Define a homomorphism $f_t$ from $\mathbb{Z}$ to $U(1)$ by $$f_t: n \rightarrow \exp {(i2\pi n t)},\,\,\,\,\,\, n\in \mathbb{Z}$$ where $t\in[0,1)$. Obviously if $t=1/m$ with $m\in\mathbb{Z}^+$, the quotient group $U(1)/\mathbb{Z}$ is isomorphic to $U(1)$. I think this can be generalized to the case when $t$ is a rational number between $0$ and $1$. My question is if $t$ is an irrational number, what is the quotient group $U(1)/\mathbb{Z}$?

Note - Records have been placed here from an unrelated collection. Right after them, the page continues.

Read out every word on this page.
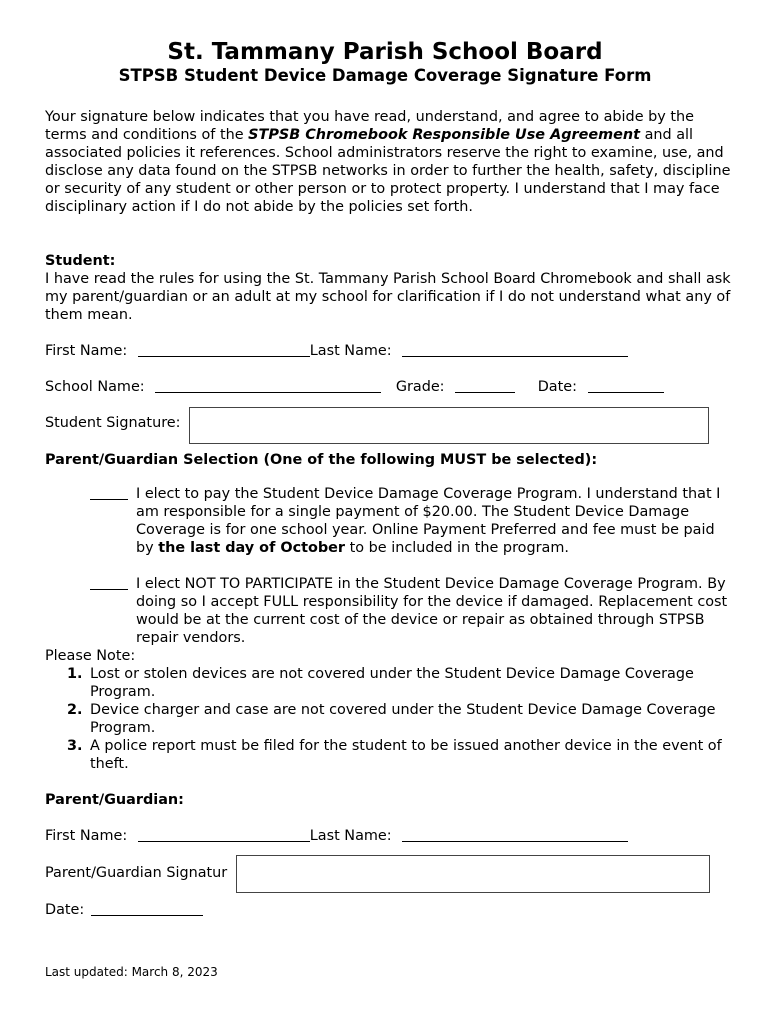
St. Tammany Parish School Board
STPSB Student Device Damage Coverage Signature Form

Your signature below indicates that you have read, understand, and agree to abide by the terms and conditions of the STPSB Chromebook Responsible Use Agreement and all associated policies it references. School administrators reserve the right to examine, use, and disclose any data found on the STPSB networks in order to further the health, safety, discipline or security of any student or other person or to protect property. I understand that I may face disciplinary action if I do not abide by the policies set forth.

Student:

I have read the rules for using the St. Tammany Parish School Board Chromebook and shall ask my parent/guardian or an adult at my school for clarification if I do not understand what any of them mean.

First Name:	Last Name:
School Name:	Grade:	Date:
Student Signature:
Parent/Guardian Selection (One of the following MUST be selected):

I elect to pay the Student Device Damage Coverage Program. I understand that I am responsible for a single payment of $20.00. The Student Device Damage Coverage is for one school year. Online Payment Preferred and fee must be paid by the last day of October to be included in the program.

I elect NOT TO PARTICIPATE in the Student Device Damage Coverage Program. By doing so I accept FULL responsibility for the device if damaged. Replacement cost would be at the current cost of the device or repair as obtained through STPSB repair vendors.

Please Note:
1. Lost or stolen devices are not covered under the Student Device Damage Coverage Program.
2. Device charger and case are not covered under the Student Device Damage Coverage Program.
3. A police report must be filed for the student to be issued another device in the event of theft.
Parent/Guardian:
First Name:	Last Name:
Parent/Guardian Signatur
Date:
Last updated: March 8, 2023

Any comment, proof, or references will be appreciated!
NOTE: I made a stupid mistake here. For $t\in \mathbb{Q}$, the image of the map $f_t$ is not $\mathbb{Z}$. But I think for irrational $t$, the image will be $\mathbb{Z}$. So I think $\mathbb{Z}$ is a subgroup of $U(1)$. Please correct me if I am wrong.
The map $e^{i2\pi \theta}\mapsto e^{i2\pi \theta/t}$ is a homomorphism from $U(1)$ onto $U(1)$ that has kernel given by the image of the map you specified above. By the first isomorphism theorem, we see that the quotient group is $U(1)$.